Cliff Edwards’ 1940s song, “When You Wish Upon A Star,” has been the overall spirit mantra of Disney. Its notes are at the beginning of every feature, cruise line, and theme park. It is there to invoke a sense of childlike wonder throughout the existence of the company itself. Within celebrating its 100th anniversary, we all can share many stories that have inspired, made us emotional, and shaped our outlooks on what is possible in the realm of fantasy. They are still being passed down through generations (and even remade and tweaked), so Wish’s existence to remind everybody of that isn’t as effective. What exists is a skeleton of a story full of nostalgic figures that look to hold your attention under the furniture arrives.
For those new to the Disney ethos, it will serve as a primer to the many decades of characters its creators have released into the world. Otherwise, this particular tale is perhaps the entity reminding itself of its history and that it can still do the things it has done in the past. The beautiful magic kingdom of Rosas is the land where dreams live and breathe. Citizens venture there for its safe and bountiful landscape under the watchful eye of King Magnifico (voiced by Chris Pine). The tradeoff goes a little something like this. You come to Rosas, where you won’t have to worry or want for anything ever again. That’s with the understanding that you are to give your wish (your greatest desire or purpose) to Magnifico.
His immense powers of sorcery keep these wishes in blue orbs for safekeeping (because you want to keep your dream out of the way of the pesky, depressing ways of the world). Every year, there’s a ceremony where Magnifico grants specific wishes based on what he deems workable to the community. I don’t think this is the feeling writers Jennifer Lee and Allison Moore intended, but there doesn’t feel like there is an upside to this deal. Magnifico is charismatic and portrays himself as looking out for the mass populous. But why does one person get to deem the wishes worthy of being granted?
That’s where the upbeat and whipsmart Asha (Ariana DeBose) comes in. It’s a big day for a couple of reasons. Her grandfather, Sabino (Victor Garber), is about to celebrate his 100th birthday; perhaps it’s the day he gets his wish granted. She’s also one of the frontrunners for being Magnifico’s apprentice. She has all the intentions of the world to help not only Sabino, but many of the Rosas faithful. Her late father taught her that wishes are made conventionally (on a star!).
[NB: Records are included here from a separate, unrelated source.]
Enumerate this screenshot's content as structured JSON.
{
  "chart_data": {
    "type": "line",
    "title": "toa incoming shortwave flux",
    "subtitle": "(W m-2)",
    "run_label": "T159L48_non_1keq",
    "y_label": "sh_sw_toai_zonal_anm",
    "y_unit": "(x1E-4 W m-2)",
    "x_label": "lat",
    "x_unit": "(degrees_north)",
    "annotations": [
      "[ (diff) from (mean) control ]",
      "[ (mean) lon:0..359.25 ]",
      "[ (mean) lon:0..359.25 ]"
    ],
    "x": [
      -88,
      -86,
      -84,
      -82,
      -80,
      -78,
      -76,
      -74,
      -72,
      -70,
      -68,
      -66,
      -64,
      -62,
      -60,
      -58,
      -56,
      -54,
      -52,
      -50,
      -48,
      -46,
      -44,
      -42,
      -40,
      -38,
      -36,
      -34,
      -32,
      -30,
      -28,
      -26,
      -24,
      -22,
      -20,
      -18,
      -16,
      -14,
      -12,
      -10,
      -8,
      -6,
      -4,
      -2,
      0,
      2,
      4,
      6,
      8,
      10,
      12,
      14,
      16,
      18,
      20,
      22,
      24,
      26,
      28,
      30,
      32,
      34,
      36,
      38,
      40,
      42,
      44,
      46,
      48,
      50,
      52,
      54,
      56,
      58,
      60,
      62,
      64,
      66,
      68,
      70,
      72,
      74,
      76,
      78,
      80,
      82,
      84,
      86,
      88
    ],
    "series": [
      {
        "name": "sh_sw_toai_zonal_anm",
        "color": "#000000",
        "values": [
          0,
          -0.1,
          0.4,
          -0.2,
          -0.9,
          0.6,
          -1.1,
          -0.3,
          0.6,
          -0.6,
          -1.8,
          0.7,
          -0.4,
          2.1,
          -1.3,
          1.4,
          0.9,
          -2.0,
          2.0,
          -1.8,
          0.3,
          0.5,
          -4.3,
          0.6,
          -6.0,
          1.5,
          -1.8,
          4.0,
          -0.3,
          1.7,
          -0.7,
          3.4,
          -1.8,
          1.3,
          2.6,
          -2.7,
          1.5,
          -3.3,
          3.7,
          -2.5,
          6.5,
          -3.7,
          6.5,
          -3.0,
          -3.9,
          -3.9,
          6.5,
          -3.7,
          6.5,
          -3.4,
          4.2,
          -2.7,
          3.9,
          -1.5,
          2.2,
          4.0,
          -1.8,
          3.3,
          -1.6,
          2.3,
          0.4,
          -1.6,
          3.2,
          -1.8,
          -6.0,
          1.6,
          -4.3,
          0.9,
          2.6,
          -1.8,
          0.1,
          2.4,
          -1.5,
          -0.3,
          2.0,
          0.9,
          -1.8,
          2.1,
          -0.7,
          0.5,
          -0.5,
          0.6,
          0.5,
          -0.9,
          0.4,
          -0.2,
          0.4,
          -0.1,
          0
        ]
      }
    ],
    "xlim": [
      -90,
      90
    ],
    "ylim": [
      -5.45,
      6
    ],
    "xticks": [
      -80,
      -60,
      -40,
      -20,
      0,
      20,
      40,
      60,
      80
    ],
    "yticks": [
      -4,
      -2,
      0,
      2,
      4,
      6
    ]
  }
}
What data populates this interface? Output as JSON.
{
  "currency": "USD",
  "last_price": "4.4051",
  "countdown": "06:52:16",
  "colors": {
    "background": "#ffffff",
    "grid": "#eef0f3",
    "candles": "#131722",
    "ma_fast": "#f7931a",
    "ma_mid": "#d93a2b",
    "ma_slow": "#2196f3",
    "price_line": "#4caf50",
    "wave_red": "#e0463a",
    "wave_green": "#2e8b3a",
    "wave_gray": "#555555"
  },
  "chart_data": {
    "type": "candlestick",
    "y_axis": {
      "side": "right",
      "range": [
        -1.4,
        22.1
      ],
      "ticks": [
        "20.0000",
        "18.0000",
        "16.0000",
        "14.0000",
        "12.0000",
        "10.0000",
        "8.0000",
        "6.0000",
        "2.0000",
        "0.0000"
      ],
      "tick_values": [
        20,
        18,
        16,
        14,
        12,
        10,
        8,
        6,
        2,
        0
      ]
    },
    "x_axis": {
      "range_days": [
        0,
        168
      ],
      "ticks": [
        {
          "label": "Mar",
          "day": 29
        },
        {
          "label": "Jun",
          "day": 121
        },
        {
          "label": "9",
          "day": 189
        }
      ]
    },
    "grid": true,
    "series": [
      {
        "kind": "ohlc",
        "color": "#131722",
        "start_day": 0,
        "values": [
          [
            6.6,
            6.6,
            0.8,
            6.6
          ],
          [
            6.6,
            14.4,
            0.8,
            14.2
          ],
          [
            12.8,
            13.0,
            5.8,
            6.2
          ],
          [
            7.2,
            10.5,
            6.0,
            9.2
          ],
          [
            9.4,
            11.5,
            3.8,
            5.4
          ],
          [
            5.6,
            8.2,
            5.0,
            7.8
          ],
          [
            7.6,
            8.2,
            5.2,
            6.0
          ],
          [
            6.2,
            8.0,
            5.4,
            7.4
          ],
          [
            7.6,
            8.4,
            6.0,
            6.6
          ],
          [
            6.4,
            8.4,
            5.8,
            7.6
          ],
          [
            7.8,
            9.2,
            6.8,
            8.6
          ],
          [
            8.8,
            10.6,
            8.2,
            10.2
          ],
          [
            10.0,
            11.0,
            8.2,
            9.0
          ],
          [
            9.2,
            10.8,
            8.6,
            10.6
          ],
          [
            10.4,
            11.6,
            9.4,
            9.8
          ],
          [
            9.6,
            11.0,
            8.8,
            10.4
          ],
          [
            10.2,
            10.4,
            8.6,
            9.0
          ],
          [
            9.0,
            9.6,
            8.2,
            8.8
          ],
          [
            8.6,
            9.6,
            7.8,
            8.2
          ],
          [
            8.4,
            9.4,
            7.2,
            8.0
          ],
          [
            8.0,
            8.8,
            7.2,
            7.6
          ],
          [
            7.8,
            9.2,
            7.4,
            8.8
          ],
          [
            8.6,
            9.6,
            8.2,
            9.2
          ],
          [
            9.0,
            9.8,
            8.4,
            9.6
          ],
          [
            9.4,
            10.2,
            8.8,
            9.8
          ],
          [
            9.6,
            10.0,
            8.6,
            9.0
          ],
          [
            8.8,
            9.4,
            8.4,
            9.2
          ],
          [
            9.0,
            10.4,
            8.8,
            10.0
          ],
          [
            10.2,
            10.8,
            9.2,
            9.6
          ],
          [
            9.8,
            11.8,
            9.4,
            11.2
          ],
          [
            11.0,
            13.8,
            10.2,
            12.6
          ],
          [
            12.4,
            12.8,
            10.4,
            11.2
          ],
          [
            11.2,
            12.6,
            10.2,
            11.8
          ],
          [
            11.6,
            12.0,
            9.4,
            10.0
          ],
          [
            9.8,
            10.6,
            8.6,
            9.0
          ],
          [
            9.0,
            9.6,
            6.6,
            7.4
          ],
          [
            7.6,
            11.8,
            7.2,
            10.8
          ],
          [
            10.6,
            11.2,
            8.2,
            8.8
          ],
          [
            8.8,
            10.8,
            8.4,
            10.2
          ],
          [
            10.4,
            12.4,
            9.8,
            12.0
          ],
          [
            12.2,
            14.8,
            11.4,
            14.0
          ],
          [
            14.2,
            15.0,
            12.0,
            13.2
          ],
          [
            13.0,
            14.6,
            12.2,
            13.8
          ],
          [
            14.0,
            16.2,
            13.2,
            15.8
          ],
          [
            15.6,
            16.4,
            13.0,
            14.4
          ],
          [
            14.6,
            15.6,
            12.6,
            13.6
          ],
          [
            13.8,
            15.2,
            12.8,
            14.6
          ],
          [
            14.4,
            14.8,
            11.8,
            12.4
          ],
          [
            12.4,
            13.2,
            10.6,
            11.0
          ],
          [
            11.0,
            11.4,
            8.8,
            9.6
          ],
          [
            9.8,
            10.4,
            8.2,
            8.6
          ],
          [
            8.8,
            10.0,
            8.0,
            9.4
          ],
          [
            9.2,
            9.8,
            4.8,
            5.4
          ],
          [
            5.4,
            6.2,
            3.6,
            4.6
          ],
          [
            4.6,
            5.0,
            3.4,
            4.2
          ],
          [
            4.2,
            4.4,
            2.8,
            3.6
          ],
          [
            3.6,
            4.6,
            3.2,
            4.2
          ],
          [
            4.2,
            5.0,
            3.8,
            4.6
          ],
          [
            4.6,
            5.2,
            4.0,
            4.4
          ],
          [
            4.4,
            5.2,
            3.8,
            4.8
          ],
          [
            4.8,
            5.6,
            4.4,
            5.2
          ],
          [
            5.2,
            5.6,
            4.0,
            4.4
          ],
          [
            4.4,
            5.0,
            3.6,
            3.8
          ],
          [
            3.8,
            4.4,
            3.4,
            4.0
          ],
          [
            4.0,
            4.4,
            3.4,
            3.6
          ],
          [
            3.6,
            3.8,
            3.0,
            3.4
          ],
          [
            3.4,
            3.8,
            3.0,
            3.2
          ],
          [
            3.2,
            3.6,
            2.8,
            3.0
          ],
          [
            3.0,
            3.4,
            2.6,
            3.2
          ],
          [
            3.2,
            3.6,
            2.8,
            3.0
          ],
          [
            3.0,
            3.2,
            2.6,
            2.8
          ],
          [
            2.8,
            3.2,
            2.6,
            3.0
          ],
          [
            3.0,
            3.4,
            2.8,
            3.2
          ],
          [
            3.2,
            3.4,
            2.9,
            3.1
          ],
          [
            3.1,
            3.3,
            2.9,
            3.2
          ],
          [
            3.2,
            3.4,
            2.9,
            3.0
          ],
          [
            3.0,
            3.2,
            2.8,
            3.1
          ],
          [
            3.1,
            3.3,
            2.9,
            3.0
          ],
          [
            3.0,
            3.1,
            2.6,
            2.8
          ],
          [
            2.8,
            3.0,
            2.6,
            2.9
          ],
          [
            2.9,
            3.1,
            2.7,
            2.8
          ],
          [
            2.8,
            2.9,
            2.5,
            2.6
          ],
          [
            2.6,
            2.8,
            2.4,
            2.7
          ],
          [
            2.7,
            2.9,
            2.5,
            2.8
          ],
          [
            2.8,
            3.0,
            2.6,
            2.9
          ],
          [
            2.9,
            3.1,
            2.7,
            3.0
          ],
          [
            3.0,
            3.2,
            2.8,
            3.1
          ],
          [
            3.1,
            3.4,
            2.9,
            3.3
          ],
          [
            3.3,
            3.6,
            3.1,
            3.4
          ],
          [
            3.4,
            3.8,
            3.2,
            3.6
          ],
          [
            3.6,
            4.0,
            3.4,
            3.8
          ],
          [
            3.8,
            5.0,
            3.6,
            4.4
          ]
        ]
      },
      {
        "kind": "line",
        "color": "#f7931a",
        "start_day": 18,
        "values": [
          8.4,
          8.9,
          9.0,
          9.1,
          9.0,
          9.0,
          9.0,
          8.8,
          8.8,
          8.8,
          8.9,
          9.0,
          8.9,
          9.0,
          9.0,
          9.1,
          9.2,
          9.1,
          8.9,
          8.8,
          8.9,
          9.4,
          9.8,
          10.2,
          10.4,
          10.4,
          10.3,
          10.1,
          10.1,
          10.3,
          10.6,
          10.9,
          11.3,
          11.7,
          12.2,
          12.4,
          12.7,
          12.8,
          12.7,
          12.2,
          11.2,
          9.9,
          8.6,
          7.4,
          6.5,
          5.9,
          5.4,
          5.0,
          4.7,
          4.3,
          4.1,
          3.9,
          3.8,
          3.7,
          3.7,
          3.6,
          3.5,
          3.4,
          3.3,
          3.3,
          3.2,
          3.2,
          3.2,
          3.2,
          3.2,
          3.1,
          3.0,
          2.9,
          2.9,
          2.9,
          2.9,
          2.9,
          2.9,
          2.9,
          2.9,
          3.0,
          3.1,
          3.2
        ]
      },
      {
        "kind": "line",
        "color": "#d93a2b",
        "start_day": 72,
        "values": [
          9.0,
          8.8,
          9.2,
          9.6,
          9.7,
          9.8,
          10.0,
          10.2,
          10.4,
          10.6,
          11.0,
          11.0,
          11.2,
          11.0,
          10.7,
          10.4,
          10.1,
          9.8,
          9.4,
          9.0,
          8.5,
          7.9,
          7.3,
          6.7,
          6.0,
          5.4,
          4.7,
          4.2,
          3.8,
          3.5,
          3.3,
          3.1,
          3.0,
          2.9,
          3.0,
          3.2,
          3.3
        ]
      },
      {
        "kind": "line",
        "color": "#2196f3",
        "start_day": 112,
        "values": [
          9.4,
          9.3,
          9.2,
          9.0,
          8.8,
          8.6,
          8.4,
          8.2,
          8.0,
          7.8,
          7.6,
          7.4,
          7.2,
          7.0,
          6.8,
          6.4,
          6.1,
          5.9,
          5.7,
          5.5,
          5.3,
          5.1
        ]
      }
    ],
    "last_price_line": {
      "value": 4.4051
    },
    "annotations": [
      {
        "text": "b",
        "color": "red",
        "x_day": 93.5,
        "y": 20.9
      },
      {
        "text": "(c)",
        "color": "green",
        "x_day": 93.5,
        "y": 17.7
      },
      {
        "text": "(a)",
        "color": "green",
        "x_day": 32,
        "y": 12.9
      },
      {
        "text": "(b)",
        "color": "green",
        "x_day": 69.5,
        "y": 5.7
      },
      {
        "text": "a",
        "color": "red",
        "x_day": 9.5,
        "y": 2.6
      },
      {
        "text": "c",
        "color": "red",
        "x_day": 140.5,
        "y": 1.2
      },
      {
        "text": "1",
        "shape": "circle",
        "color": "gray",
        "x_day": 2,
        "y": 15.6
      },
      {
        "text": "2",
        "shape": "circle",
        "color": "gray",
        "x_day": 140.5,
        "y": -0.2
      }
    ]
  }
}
Her way of thinking runs afoul of the mission statement of Magnifico and justifiably so. She becomes dejected when they fall out and does what her father told her to do. Down comes a cute little star with powers. With its stardust, miraculous things happen – fruits grow enormous, and animals start talking independently (including Asha’s goat, Valentino) (Alan Tudyk). Who outwishes the wish giver? Thus, the overall conflict comes into place, which also feels like a self-parody of the company. In the need for more power, Magnifico then turns to dark magic reminiscent of something Maleficent would use. If his character is supposed to be a metaphor for Disney, Wish indirectly says they are the corporate holders of our dreams, and they could grant them.
If we are supposed to be Asha and her friends, it also feels that another message is for us to untether ourselves from that. It’s an odd dichotomy for a film that’s essentially a celebratory pat on the back for its IP history. Wish’s 2-D/3-D animation style makes for some beautiful moments, particularly regarding the overview of Rosas and the musical numbers where many characters are on the screen simultaneously. Songs like “This Wish” and “Knowing What I Know Now” (soundtrack written by Julia Michaels and Benjamin Rice) are a cross between more pop-leaning formulas and the usual rousing Disney numbers of the past.
It’s not as if Disney doesn’t know how to love on its accolades. They just did it with the short Once Upon A Studio. Wish is where they allowed the celebration to get in the way of telling the stories they have always managed to bring home.